Museum of the Cariboo Chilcotin displays taking shape in new home at Tourism Discovery Centre

While most artifacts remain in storage the public gets a taste of local history at the TDC

The Museum of the Cariboo Chilcotin may not be what it was when it was on Fourth Avenue but museum staff have the museum’s temporary home at the Tourism Discovery Centre looking pretty good these days.

The museum was moved from its former home on Fourth Avenue in June to its temporary location at the TDC to make way for a new 72-bed care facility being developed by InSite.

William Adams, the museum’s curator and executive director said they have been able to display about five per cent of the museum’s collection on the main floor of the TDC while the bulk of the collection is in storage in the basement of the centre.

Some of the museum’s iconic collection now occupies the main floor including the Cowboy Hall of Fame trophy and artifacts, the antique piano from the early days of the Alkali Lake Ranch, a telephone booth from the early days on Oliver Street, the safe from the city’s first courthouse and an early dentist’s chair with a peddle pump drill.

Then there is the oil barrel bull which held the cow patties used in the politicians’ bull throwing contest that was held during earlier Stampedes, plus display cases filled with Stampede, Stampede Queen and other rodeo memorabilia.

The popular replica of the early PGE train station is in place, although the train is not yet operational. There is also a replica of a lumber mill yard.

Four of the museum’s large collection of saddles are on display in the log cabin where people can sit and read about the area’s history.

Welcoming guests to that room is a mannequin dressed as Willie Crosina when he was the Stampede rodeo clown.

Adams said Crosina borrowed the wig again for a recent event.

Adams and his new assistant Joe Borsato are now working on establishing space and display cases for some of the First Nations artifacts in the museum’s collection that can be put back on display.

The Williams Lake Museum and Historical Society which manages the museum will hold a special general meeting in city council chambers Thursday, Sept. 28 starting at 7 p.m. to update the public on the museum activities.


Replica of the an early mill yard. Gaeil Farrar photo

Replica of the early PGE railway station with model trains that can be, but are not yet operational. Gaeil Farrar photo

BC Cowboy Hall of Fame trophy and artifacts. Gaeil Farrar photo

Museum of the Cariboo Chilcotin assistant Joe Borsato (left) and museum curator and executive director William Adams with some of the area’s histories which people can read at the museum’s new location in the Tourism Discovery Centre. Gaeil Farrar photo

A mannequin wearing Willie Crosina’s rodeo clown outfit welcomes visitors to the log cabin where some of the area’s history is located along with just four of the museum’s large saddle collection most of which is in storage. Gaeil Farrar photo

Gaeil Farrar photos Museum of the Cariboo Chilcotin executive director and curator William Adams (left) and museum assistant Joe Borsato welcome guests at the museum’s new temporary location in the Tourism Discovery Centre which features a beautiful log cabin right in the middle of the centre.

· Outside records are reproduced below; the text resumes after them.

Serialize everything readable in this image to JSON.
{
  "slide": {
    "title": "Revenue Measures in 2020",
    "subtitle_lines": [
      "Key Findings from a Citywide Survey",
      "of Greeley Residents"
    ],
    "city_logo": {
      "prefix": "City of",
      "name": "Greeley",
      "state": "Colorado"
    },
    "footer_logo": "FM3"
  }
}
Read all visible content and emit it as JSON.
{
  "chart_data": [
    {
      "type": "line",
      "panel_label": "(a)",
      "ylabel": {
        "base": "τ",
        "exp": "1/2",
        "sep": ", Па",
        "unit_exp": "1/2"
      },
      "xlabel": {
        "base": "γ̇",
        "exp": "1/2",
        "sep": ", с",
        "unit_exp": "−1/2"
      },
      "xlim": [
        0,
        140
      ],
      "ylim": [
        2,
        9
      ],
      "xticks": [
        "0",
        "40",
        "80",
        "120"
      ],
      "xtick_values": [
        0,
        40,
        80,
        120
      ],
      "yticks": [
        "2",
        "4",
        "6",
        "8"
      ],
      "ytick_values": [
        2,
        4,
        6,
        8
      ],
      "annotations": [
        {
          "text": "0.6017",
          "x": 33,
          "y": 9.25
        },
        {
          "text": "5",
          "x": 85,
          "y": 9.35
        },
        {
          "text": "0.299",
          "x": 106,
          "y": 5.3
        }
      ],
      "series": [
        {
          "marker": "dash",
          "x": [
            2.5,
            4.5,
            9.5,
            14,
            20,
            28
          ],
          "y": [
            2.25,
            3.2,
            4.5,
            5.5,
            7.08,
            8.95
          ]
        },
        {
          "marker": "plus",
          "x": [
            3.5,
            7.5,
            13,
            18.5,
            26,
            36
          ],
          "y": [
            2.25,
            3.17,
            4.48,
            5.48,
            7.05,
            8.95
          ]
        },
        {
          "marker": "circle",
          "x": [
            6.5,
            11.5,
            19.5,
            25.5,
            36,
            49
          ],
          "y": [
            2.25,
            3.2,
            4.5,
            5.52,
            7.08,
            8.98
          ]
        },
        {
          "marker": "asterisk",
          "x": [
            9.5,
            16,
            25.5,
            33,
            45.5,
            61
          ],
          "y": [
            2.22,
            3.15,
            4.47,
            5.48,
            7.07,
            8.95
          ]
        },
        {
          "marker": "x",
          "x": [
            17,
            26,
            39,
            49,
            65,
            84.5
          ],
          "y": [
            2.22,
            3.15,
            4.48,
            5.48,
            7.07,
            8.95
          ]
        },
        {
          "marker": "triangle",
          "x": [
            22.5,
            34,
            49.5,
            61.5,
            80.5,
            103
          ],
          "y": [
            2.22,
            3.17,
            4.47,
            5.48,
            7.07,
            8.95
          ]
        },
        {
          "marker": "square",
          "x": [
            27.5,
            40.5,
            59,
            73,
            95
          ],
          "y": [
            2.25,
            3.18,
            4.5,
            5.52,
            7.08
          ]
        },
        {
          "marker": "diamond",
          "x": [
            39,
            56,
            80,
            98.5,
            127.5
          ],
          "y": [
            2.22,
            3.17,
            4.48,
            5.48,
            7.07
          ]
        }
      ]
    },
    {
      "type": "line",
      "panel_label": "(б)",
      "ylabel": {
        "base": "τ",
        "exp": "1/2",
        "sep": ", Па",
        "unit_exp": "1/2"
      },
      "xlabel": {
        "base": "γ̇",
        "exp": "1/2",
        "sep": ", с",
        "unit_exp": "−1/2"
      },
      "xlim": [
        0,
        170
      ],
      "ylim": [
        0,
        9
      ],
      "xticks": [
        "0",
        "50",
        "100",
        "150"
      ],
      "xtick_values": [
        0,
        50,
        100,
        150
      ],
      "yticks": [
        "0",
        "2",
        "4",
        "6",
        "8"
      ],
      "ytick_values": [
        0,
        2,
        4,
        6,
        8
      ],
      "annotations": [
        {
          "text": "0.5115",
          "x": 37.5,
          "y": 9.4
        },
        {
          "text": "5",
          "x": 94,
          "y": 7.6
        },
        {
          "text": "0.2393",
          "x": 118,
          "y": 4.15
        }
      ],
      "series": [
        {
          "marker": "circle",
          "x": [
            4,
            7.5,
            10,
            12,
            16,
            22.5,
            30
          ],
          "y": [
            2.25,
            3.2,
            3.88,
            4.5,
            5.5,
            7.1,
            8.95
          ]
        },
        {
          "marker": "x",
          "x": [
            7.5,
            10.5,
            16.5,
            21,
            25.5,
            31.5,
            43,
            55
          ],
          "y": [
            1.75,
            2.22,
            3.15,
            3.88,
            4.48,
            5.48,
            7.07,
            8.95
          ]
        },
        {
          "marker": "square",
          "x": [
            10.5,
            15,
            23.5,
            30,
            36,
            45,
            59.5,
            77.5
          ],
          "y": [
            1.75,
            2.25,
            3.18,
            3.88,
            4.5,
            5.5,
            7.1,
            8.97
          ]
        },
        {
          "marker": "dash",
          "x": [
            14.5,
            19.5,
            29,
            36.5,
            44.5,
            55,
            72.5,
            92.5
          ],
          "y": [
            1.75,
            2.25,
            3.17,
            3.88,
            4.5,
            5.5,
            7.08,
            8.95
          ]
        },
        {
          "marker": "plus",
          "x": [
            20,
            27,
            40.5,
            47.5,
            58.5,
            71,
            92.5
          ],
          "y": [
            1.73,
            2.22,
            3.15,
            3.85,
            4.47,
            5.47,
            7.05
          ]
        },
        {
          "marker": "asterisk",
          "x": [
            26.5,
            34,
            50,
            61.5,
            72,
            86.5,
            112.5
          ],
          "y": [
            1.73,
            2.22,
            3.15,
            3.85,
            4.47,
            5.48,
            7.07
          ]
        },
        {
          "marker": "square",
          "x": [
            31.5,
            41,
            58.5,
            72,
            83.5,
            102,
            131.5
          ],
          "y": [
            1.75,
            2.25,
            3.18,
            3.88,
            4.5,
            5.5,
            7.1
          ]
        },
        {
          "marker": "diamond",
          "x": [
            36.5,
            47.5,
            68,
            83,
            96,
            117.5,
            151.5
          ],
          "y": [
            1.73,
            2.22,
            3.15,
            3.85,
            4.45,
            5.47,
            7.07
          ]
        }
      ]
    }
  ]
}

Museum of the Cariboo Chilcotin executive director and curator William Adams stands by the telephone booth that once stood on Oliver Street while museum assistant Joe Borsato stands with the safe that was once part of the operations at the city’s original courthouse that was located where Spirit Square is today. The metal cow used for the politician’s bull throwing contest during Stampedes stands to the left.